Large Language Models
This page provides an introduction to large language model (LLM) parameters and an overview of all the default, maximum and minimum values of these parameters for each available model on Seaplane.
LLMs are a class of machine learning models trained on vast amounts of text data to understand and generate human-like text. These models, typically based on architectures like GPT (Generative Pre-trained Transformer), are capable of tasks such as text completion, summarization, translation, and even dialogue generation. They learn patterns in language by processing large corpora of text, enabling them to generate coherent and contextually relevant text in response to prompts or queries. Seaplane supports over 40 large language models which are all accessible through our model DAG (directed acyclic graph). You can learn more about the Seaplane Model DAG here.
Parameters Definitions​
Most LLMs support the same range of parameters, although not all parameters are available for all models.
- Prompt - A prompt refers to the initial text or input provided to the model to generate a response. This text outlines the context or question for the model to base its response on and can vary in length and complexity.
- System Prompt - A system prompt refers specifically to the initial text
or input provided within a system or platform environment to prompt the model
for a response. This differs from a generic prompt in that it is tailored to the
specific requirements and functionalities of the system or platform. While a
prompt may serve as a general guideline for generating text, a system prompt is
more focused and may include additional instructions or constraints. For
example, you might add
only return the following JSON {"key" : VALUE}
to constrain the model to only return valid JSON output and nothing else. - Temperature - refers to a parameter that controls the randomness of the generated text. It influences the diversity and creativity of responses produced by the model. A lower temperature results in more deterministic outputs, where the model is more likely to choose high-probability words, leading to more conservative and predictable responses. Conversely, a higher temperature increases randomness, allowing the model to explore a wider range of possibilities and generate more varied and creative responses.
- Top-P - top-p refers to a sampling technique used during text generation. Also known as nucleus sampling or probabilistic sampling, it involves selecting from the top probabilities of the model's output distribution until the cumulative probability exceeds a certain threshold denoted as "p". This approach ensures diversity in the generated text by dynamically adjusting the subset of tokens considered for selection based on their probabilities. Higher values of "p" lead to a larger subset of tokens considered, allowing for more diverse and exploratory responses during generation, while lower values result in more conservative outputs. Adjusting the "top-p" parameter enables fine-tuning of the balance between coherence and novelty in the generated text.

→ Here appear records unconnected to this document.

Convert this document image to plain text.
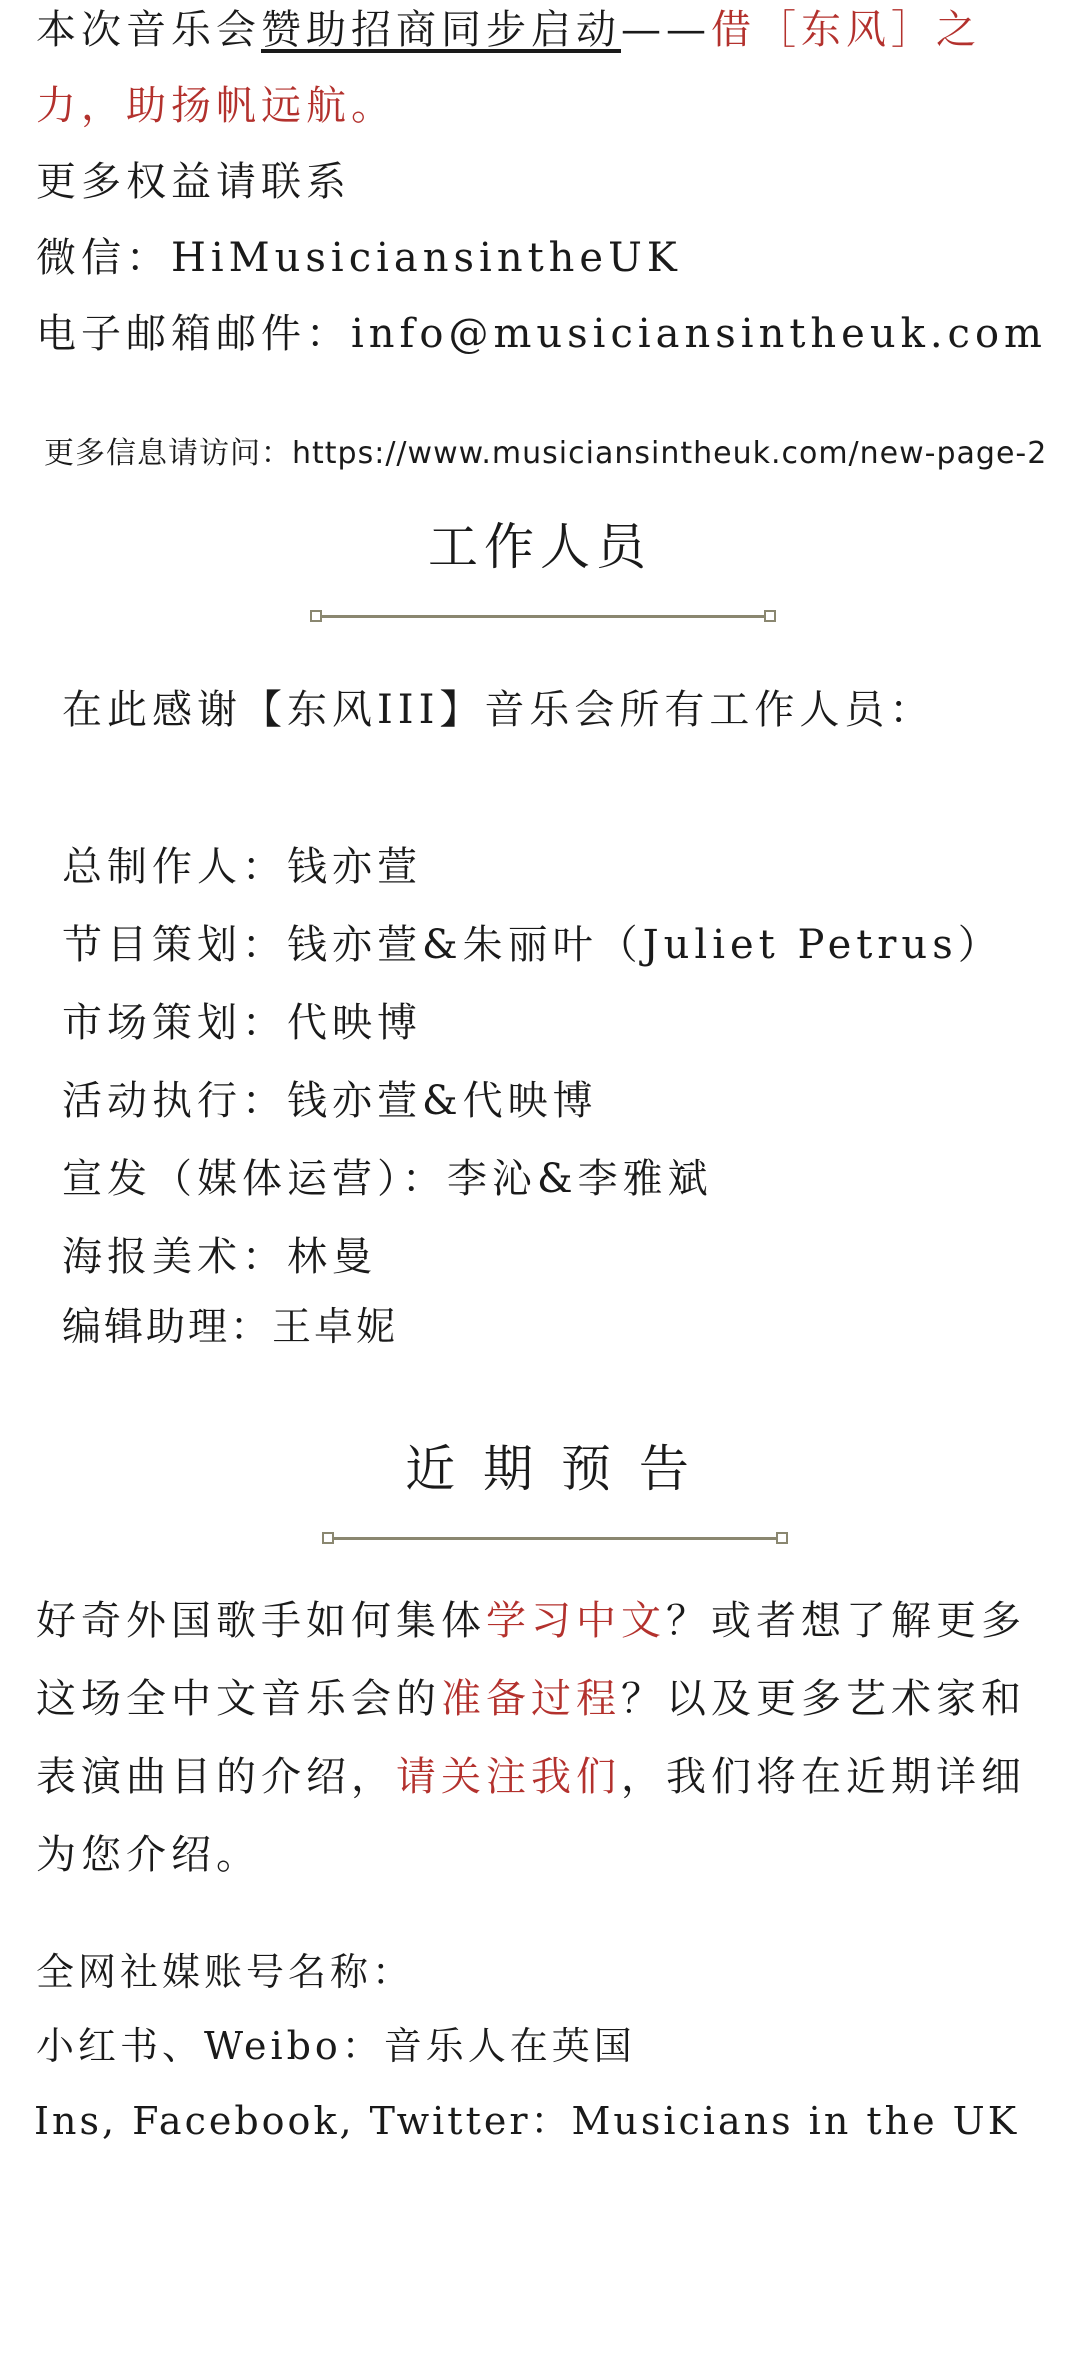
本次音乐会赞助招商同步启动——借［东风］之
力，助扬帆远航。
更多权益请联系
微信：HiMusiciansintheUK
电子邮箱邮件：info@musiciansintheuk.com
更多信息请访问：https://www.musiciansintheuk.com/new-page-2
工作人员
在此感谢【东风III】音乐会所有工作人员：
总制作人：钱亦萱
节目策划：钱亦萱&朱丽叶（Juliet Petrus）
市场策划：代映博
活动执行：钱亦萱&代映博
宣发（媒体运营）：李沁&李雅斌
海报美术：林曼
编辑助理：王卓妮
近 期 预 告
好奇外国歌手如何集体学习中文？或者想了解更多这场全中文音乐会的准备过程？以及更多艺术家和表演曲目的介绍，请关注我们，我们将在近期详细为您介绍。
全网社媒账号名称：
小红书、Weibo：音乐人在英国
Ins, Facebook, Twitter：Musicians in the UK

- Top-K - top-k refers to a sampling technique used during text generation. Also known as top-k sampling or top-K nucleus sampling, it involves restricting the model to consider only the top "k" most likely tokens at each step of generation. This method ensures diversity in the generated text by limiting the selection to a fixed number of tokens with the highest probabilities. By constraining the model's choices to a smaller set of tokens, top-k sampling encourages more focused and coherent responses, avoiding the generation of highly unlikely or nonsensical sequences. Adjusting the value of "k" allows for fine-tuning the balance between exploration and exploitation during text generation, with higher values promoting more diverse outputs and lower values leading to more conservative and predictable responses
- Frequency Penalty - frequency penalty" is a parameter used during text generation to penalize the repetition of tokens based on their frequency in the generated text. It is employed to encourage diversity and reduce monotony in the output by discouraging the model from repeating tokens that occur frequently. By penalizing the occurrence of high-frequency tokens, the frequency_penalty parameter helps to promote the generation of more varied and interesting text.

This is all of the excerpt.